Mouh Serkasti et Rachid Seddiki, deux poètes de la région de Maâtkas, viennent de mettre sur le marché un CD poétique traitant d’un sujet d’actualité qu’est la fuite des cerveaux, un phénomène qui gangrène la société algérienne et menace directement et irrémédiablement dans plusieurs cas malheureusement, toute la matière grise du pays.
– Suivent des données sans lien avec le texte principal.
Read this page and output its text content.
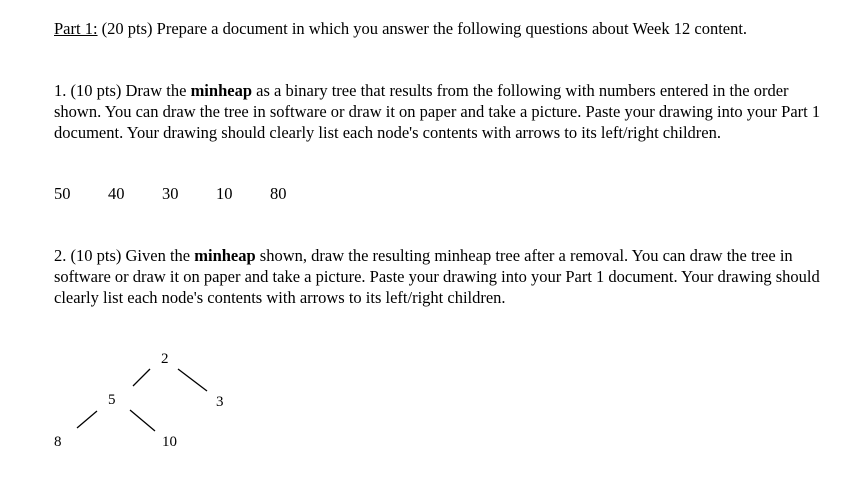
Part 1: (20 pts) Prepare a document in which you answer the following questions about Week 12 content.

1. (10 pts) Draw the minheap as a binary tree that results from the following with numbers entered in the order shown. You can draw the tree in software or draw it on paper and take a picture. Paste your drawing into your Part 1 document. Your drawing should clearly list each node's contents with arrows to its left/right children.

50 40 30 10 80

2. (10 pts) Given the minheap shown, draw the resulting minheap tree after a removal. You can draw the tree in software or draw it on paper and take a picture. Paste your drawing into your Part 1 document. Your drawing should clearly list each node's contents with arrows to its left/right children.

2
5	3
8	10
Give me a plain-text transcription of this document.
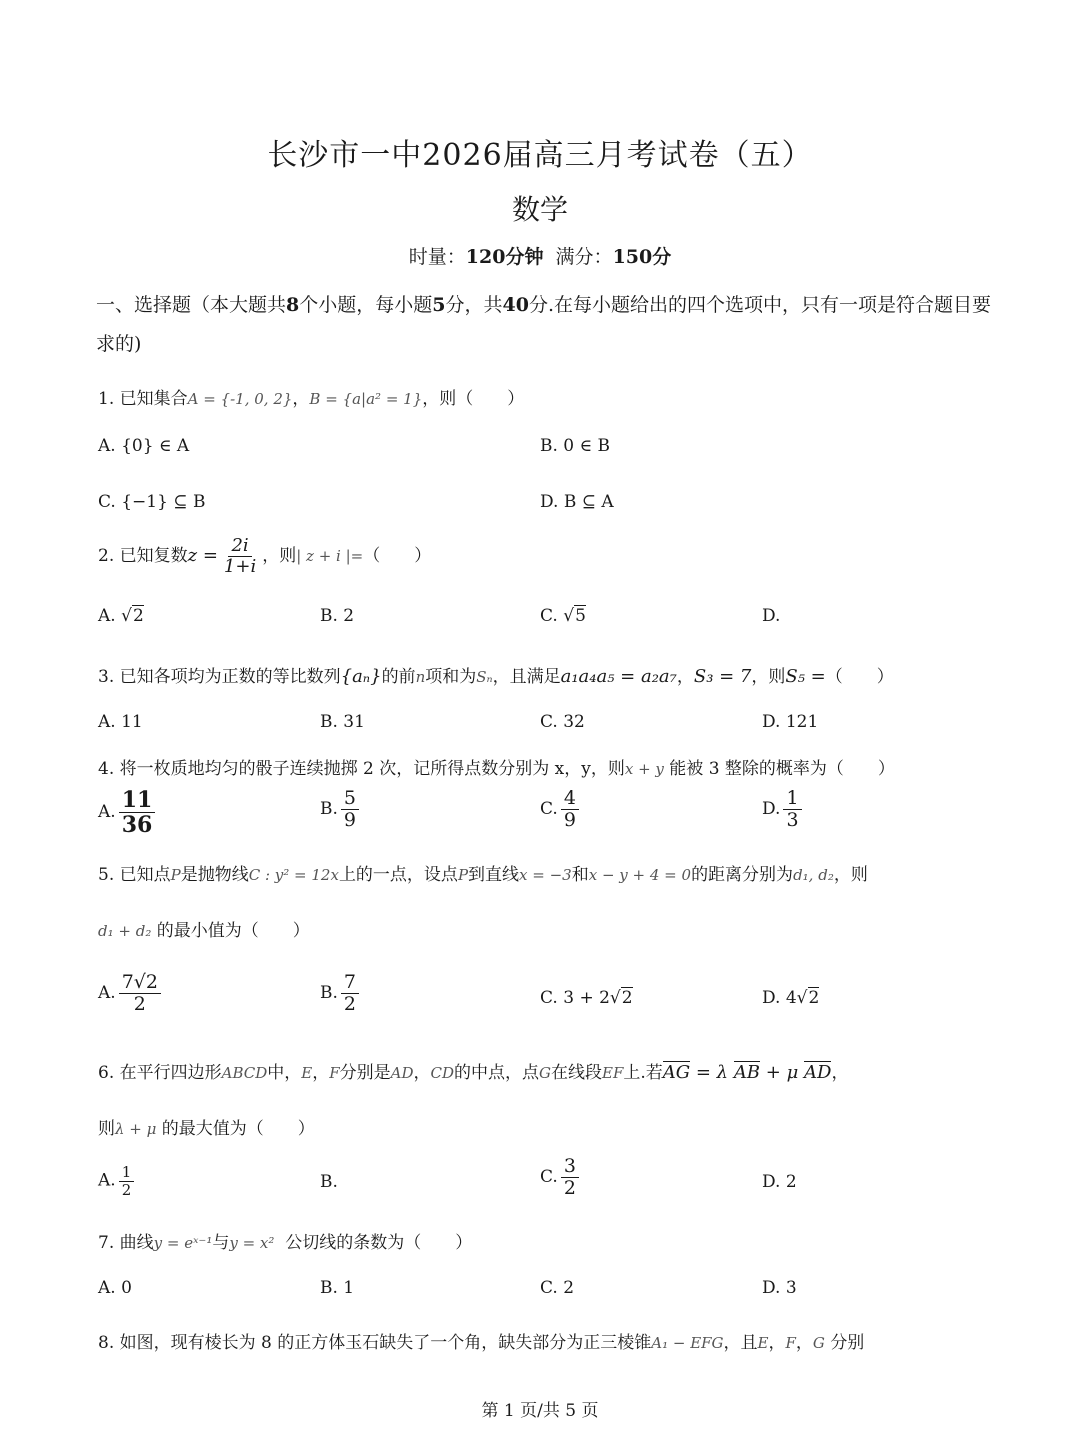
长沙市一中2026届高三月考试卷（五）
数学
时量：120分钟 满分：150分
一、选择题（本大题共8个小题，每小题5分，共40分.在每小题给出的四个选项中，只有一项是符合题目要求的)
1. 已知集合A = {-1, 0, 2}，B = {a|a² = 1}，则（　　）
A. {0} ∈ A	B. 0 ∈ B
C. {−1} ⊆ B	D. B ⊆ A
2. 已知复数$z = \frac{2i}{1+i}$ ，则| z + i |=（　　）
A. √2	B. 2	C. √5	D.
3. 已知各项均为正数的等比数列{aₙ}的前n项和为Sₙ，且满足a₁a₄a₅ = a₂a₇，S₃ = 7，则S₅ =（　　）
A. 11	B. 31	C. 32	D. 121
4. 将一枚质地均匀的骰子连续抛掷 2 次，记所得点数分别为 x，y，则x + y 能被 3 整除的概率为（　　）
A. $\frac{11}{36}$	B. $\frac{5}{9}$	C. $\frac{4}{9}$	D. $\frac{1}{3}$
5. 已知点P是抛物线C : y² = 12x上的一点，设点P到直线x = −3和x − y + 4 = 0的距离分别为d₁, d₂，则
d₁ + d₂ 的最小值为（　　）
A. $\frac{7√2}{2}$	B. $\frac{7}{2}$	C. 3 + 2√2	D. 4√2
6. 在平行四边形ABCD中，E，F分别是AD，CD的中点，点G在线段EF上.若AG = λ AB + μ AD，
则λ + μ 的最大值为（　　）
A. $\frac{1}{2}$	B.	C. $\frac{3}{2}$	D. 2
7. 曲线y = eˣ⁻¹与y = x² 公切线的条数为（　　）
A. 0	B. 1	C. 2	D. 3
8. 如图，现有棱长为 8 的正方体玉石缺失了一个角，缺失部分为正三棱锥A₁ − EFG，且E，F，G 分别
第 1 页/共 5 页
Un phénomène qui ne cesse de prendre de l’ampleur au vu et au su des plus hautes autorités du pays qui continuent d’appliquer la politique de la fuite en avant feignant de voir la menace certaine qui pèse sur l’avenir de la nation. Rachid et Mouh que rien ne lie à première vue, puisque le premier est un enseignant à la retraite et le second continue d’exercer la fonction de chauffeur à l’APC de Souk El Tenine. C’est comprendre aussi que dans notre chère patrie, le monde de la culture, de la poésie et de l’art en général continue de patauger dans les extrémités de la marge. Ces deux poètes de très longue date, puisque leurs premiers vers remontent aux années 80, une période ou plein d’énergies saines voulant s’exprimer en vue de faire régresser les ténèbres que les tenants du pouvoir de l’époque voulaient maintenir pour assouvir leurs objectifs inavoués et contraires aux aspirations du peuple qui ne demandait qu’à s’émanciper et aller de l’avant dans l’optique de construire un Etat moderne, juste et démocratique où tous les Algériens jouiront pleinement de leur droit et accompliront leur devoir. Hélas ce ne fut pas le cas. Les projets des uns et des autres se sont entrechoqués sur la scène nationale pour arriver au constat que tout le monde connaît et qui n’est pas élégant. La répression, le printemps berbère, le terrorisme de la décennie noire et le printemps noir en sont les conséquences du refus des pouvoirs de s’ouvrir à la démocratie et d’accéder au vœu de la société. Une donne qui a conduit des dizaines de milliers de cerveaux à opter pour d’autres cieux, laissant derrière eux leur mère patrie pourtant adorée, aimée et chérie dans une violence sanglante sans précédent. Le besoin de vivre paisiblement et dignement et celui de sauver sa peau ont prévalu. Serkasti et Seddiki, nos deux poètes, ne sont pas restés insensibles et décident de conjuguer leur talent pour traiter poétiquement ce fléau qui s’aggrave encore de nos jours.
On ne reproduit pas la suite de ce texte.